16e 9bre 1764
Il me parait, Madame, que vous avez un curé digne de vous; c'est vous, sans doute, qui nommez à la cure; c'est l'homme du monde, dont après vous, j'ambitione plus le suffrage. Mr Dubut ou Desbuttes, car je ne sais pas précisément son nom, le remercie bien fort de ses cerisiers. Il est bien vieux, ce mr Desbuttes, mais s'il a le bonheur de manger des cerises de vôtre curé, il en jettera les noyaux au nez des superstitieux et de fanatiques, qui, je crois, n'approchent jamais de vôtre paroisse.
Je vois que tous les climats se ressemblent, quoi que les esprits ne se ressemblent pas. Si vous avez froid nous sommes gelés; si vous avez un pouce de neige nous en avons deux pieds; si vous perdez quelques uns de vos poulets tous les nôtres meurent; mais vous avez des Frérons, des Pompignans, un journal chrétien, et nous n'avons rien de tout celà. Vous vivez, Madame, dans vôtre belle retraitte avec vos philosophes; moquez vous des sottises de toutes les espèces; que ne puis-je en rire avec vous? mais il n'y a pas moien de rire quand on souffre tant de vôtre absence.
Je crois comme vous, Madame, que la scène française expire aux pieds de l'opéra comique; il n'y a que les femmes qui la soutiennent, comme il n'y a qu'elles qui fassent les agréments de la société. Les hommes sont pitoiables au théâtre, et je ne sais s'ils valent beaucoup mieux ailleurs.

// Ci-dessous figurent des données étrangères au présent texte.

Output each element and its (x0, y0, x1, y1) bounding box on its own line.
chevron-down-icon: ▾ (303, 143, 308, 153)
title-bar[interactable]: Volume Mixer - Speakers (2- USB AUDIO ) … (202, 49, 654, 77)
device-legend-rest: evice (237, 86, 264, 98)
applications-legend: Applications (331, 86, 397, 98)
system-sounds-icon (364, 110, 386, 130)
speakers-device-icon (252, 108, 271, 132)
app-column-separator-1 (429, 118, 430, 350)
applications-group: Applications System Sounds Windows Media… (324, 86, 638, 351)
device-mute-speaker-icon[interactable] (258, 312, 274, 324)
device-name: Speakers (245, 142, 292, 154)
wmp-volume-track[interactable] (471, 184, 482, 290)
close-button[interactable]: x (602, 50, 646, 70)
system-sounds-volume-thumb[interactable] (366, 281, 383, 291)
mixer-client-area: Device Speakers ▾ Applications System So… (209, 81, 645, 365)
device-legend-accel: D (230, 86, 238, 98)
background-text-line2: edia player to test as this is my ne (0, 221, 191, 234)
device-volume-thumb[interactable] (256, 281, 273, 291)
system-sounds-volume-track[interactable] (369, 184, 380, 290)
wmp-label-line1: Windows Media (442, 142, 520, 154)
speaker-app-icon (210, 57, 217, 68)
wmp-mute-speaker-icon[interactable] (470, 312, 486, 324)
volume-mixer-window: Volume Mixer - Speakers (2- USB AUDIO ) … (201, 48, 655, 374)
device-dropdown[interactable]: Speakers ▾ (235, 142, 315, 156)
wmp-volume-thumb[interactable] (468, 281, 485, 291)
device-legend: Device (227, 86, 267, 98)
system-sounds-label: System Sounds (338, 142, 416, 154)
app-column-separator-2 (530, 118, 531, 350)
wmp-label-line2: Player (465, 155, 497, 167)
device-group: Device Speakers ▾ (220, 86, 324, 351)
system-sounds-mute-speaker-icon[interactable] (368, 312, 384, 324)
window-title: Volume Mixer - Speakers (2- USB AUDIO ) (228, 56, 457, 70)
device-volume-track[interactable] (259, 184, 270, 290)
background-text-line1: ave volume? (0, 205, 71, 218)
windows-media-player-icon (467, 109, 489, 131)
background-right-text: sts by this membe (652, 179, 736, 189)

Je ne peux avoir l'honneur de vous écrire et de vous remercier de ma main; je redeviens toujours aveugle avec les neiges, je crois que je suis le premier qui ait éprouvé un aveuglement périodique. Il n'en est pas de même de mes sentiments. Mon estime et mon tendre respect pour vous ne souffrent jamais d'altération.